The Mariners got swept. I didn’t cry. I wasn’t angry. I felt numb.
In 2023, they couldn’t keep pace with Houston. In 2024, I tuned out in early September when it was clear that it wouldn’t happen. I was close to doing the same this year before the Mariners made a magical run, going 17-1 and clinching the division for the first time since I was seven years old, seventeen years before my grandpa died.
On October 6th, I went to Game 2 against the Tigers. I was a nervous wreck the whole time, holding my dirt-cheap, already-falling-apart, possibly carcinogenic Mariners give-away towel to my face for hours before shouting myself hoarse as Jorge Polanco singlehandedly defeated Tarik Skubal.
On October 12th, I was somehow even more nervous. I stood for five straight hours before Polanco again delivered me from angst to ecstasy.
I watched almost every pitch of the ALCS. I watched in disbelief as the Mariners made Games 1 and 2 look trivially easy. I repeatedly refreshed the Fangraphs playoff odds page after Game 2, trying to will the Mariners’ 85% chance to win their first ever pennant into reality.
I watched, trying to feign unconcern, as George Kirby was shelled in Game 3. I watched with creeping horror as Max Scherzer sliced and diced the Mariners in Game 4.
I yelled from home when first Cal Raleigh, then Eugenio Suárez, hit home runs in Game 5 to deliver the Mariners their final win of 2025.
I watched in dull disbelief as Logan Gilbert was outdueled by Trey Yesavage in Game 6. As the FOX announcers re-told the same tired story about the Mariners passing on Yesavage in the draft last year.
I counted down the outs as the Mariners desperately clung to a 3-1 lead in Game 7. 15 outs to go. 12. Nine. They were at eight to go when a former Astro, of all people, put a dagger into hundreds of thousands of hearts, then screamed with joy at having done it. It felt cosmically unfair. It felt right.
Hundreds of thousands were left wondering “what if?” What if Kirby, Gilbert, or Luis Castillo hadn’t each suffered a meltdown this series? What if J.P. Crawford hadn’t thrown away an out with a bunt in Game 7? What if the Mariners had somebody better than Leo Rivas to follow J.P.’s bunt? What if Dan Wilson hadn’t tried to squeeze a third inning out of Bryan Woo? What if Andrés Muñoz had faced Springer instead of Eduard Bazardo? What if they’d walked Springer? What if Randy Arozarena was Playoffs Randy instead of the Randy we got?
What if Julio Rodríguez hadn’t swung at the last pitch, and had instead walked? What if Cal Raleigh had gotten one more shot?
What if I’d just been born in a different goddamn city?

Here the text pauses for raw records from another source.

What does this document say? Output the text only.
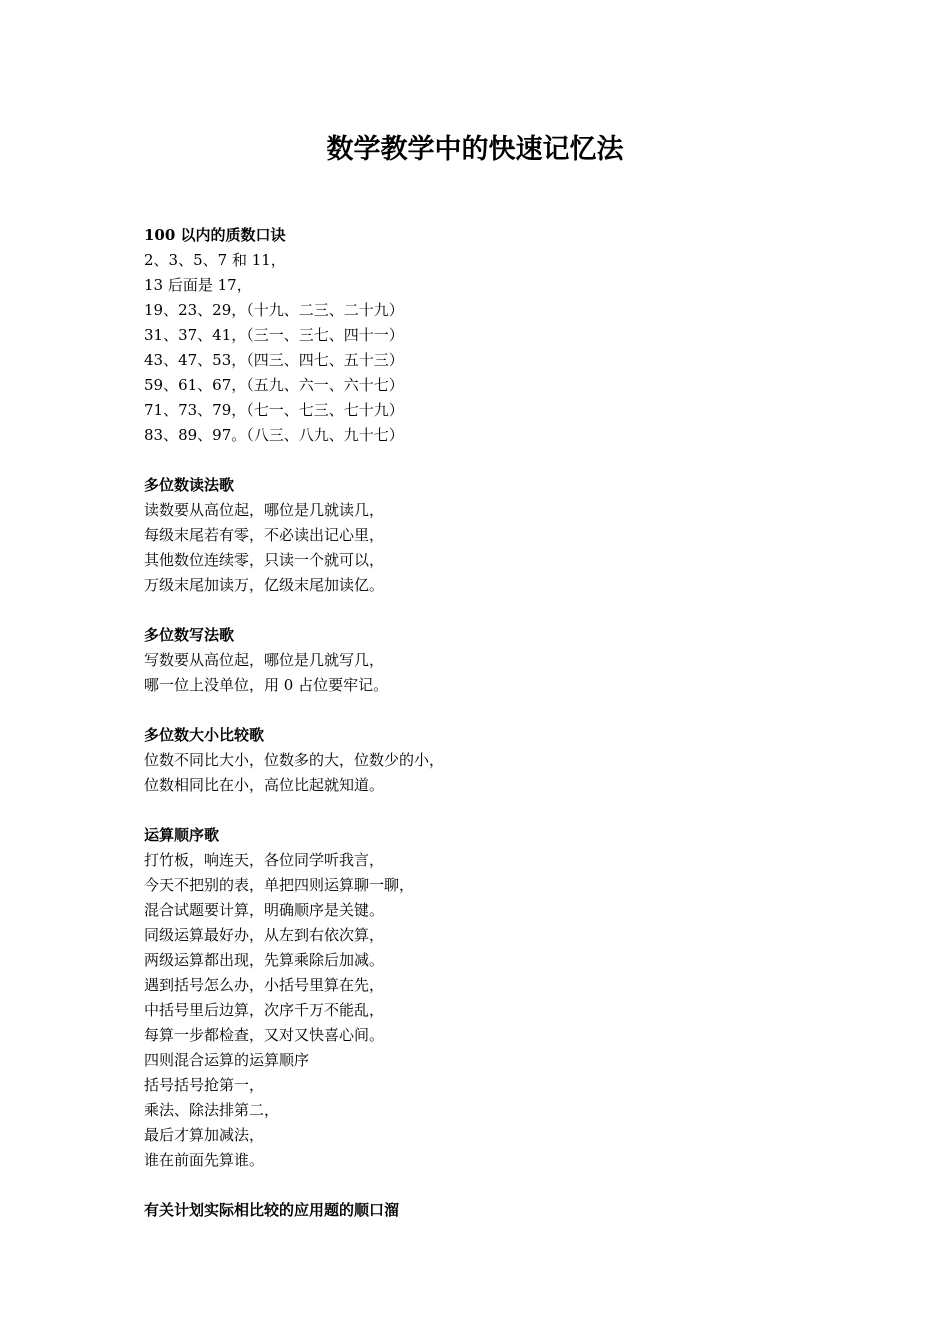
数学教学中的快速记忆法

100 以内的质数口诀

2、3、5、7 和 11，

13 后面是 17，

19、23、29，（十九、二三、二十九）

31、37、41，（三一、三七、四十一）

43、47、53，（四三、四七、五十三）

59、61、67，（五九、六一、六十七）

71、73、79，（七一、七三、七十九）

83、89、97。（八三、八九、九十七）

多位数读法歌

读数要从高位起，哪位是几就读几，

每级末尾若有零，不必读出记心里，

其他数位连续零，只读一个就可以，

万级末尾加读万，亿级末尾加读亿。

多位数写法歌

写数要从高位起，哪位是几就写几，

哪一位上没单位，用 0 占位要牢记。

多位数大小比较歌

位数不同比大小，位数多的大，位数少的小，

位数相同比在小，高位比起就知道。

运算顺序歌

打竹板，响连天，各位同学听我言，

今天不把别的表，单把四则运算聊一聊，

混合试题要计算，明确顺序是关键。

同级运算最好办，从左到右依次算，

两级运算都出现，先算乘除后加减。

遇到括号怎么办，小括号里算在先，

中括号里后边算，次序千万不能乱，

每算一步都检查，又对又快喜心间。

四则混合运算的运算顺序

括号括号抢第一，

乘法、除法排第二，

最后才算加减法，

谁在前面先算谁。

有关计划实际相比较的应用题的顺口溜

In and around Seattle, there are thousands of children who cried themselves to sleep two nights ago. There are a thousand grandpas and grandmas who don’t have many more chances. There are probably some for whom this was their last chance. Toronto entered MLB at the same time as Seattle and has two titles. Why is it their turn again? When is it ours? Do we get one?
Instead of Cal embracing Josh Naylor, Julio being dogpiled like Griffey was thirty years ago, our final memories are of Cal Raleigh trying to give a professional interview while puffy eyed from crying. Of Bryan Woo trying to make sense of the misery while Julio screams in anguish in the background.

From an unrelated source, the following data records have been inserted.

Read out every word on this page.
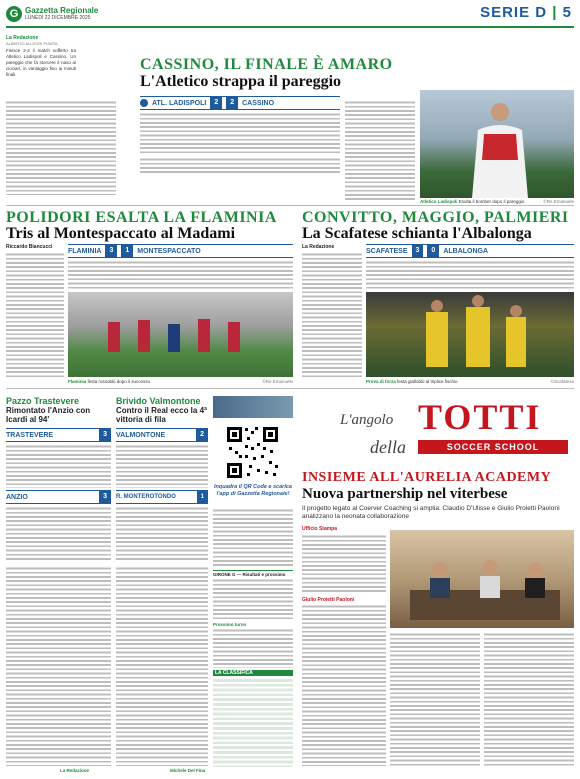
G Gazzetta Regionale
LUNEDÌ 22 DICEMBRE 2025	SERIE D | 5
La Redazione
ALBERTO ALLEGRI PIANTA
CASSINO, IL FINALE È AMARO
L'Atletico strappa il pareggio
Finisce 2-2 il match sofferto tra Atletico Ladispoli e Cassino. Un pareggio che fa storcere il naso ai ciociari, in vantaggio fino ai minuti finali.
ATL. LADISPOLI	2	2	CASSINO
Atletico Ladispoli Esulta il bomber dopo il pareggio	©Re Emanuele
POLIDORI ESALTA LA FLAMINIA
Tris al Montespaccato al Madami
Riccardo Biancucci
FLAMINIA	3	1	MONTESPACCATO
Flaminia festa rossoblù dopo il successo	©Re Emanuele
CONVITTO, MAGGIO, PALMIERI
La Scafatese schianta l'Albalonga
La Redazione
SCAFATESE	3	0	ALBALONGA
Prova di forza festa gialloblù al triplice fischio	©Scafatese
Pazzo Trastevere
Rimontato l'Anzio con Icardi al 94'
TRASTEVERE	3
ANZIO	3
Brivido Valmontone
Contro il Real ecco la 4ª vittoria di fila
VALMONTONE	2
R. MONTEROTONDO	1
Inquadra il QR Code e scarica l'app di Gazzetta Regionale!
GIRONE G — Risultati e prossimo
Prossimo turno
LA CLASSIFICA
L'angolo TOTTI
della	SOCCER SCHOOL
INSIEME ALL'AURELIA ACADEMY
Nuova partnership nel viterbese
Il progetto legato al Coerver Coaching si amplia: Claudio D'Ulisse e Giulio Proietti Paolonì analizzano la neonata collaborazione
Ufficio Stampa
Giulio Proietti Paolonì
La Redazione	Michele Del Fina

Now I’m 31, and the Mariners have made me sad and angry at the same time. I know that it will be okay. That in the grand scheme of things, this doesn’t really matter and I’m lucky to think that it does. But right now, all I can think about is the little boy who cried himself to sleep 24 years ago. I wish I could tell him that we’ll get there one day.
I still don’t know whether I’d be telling the truth.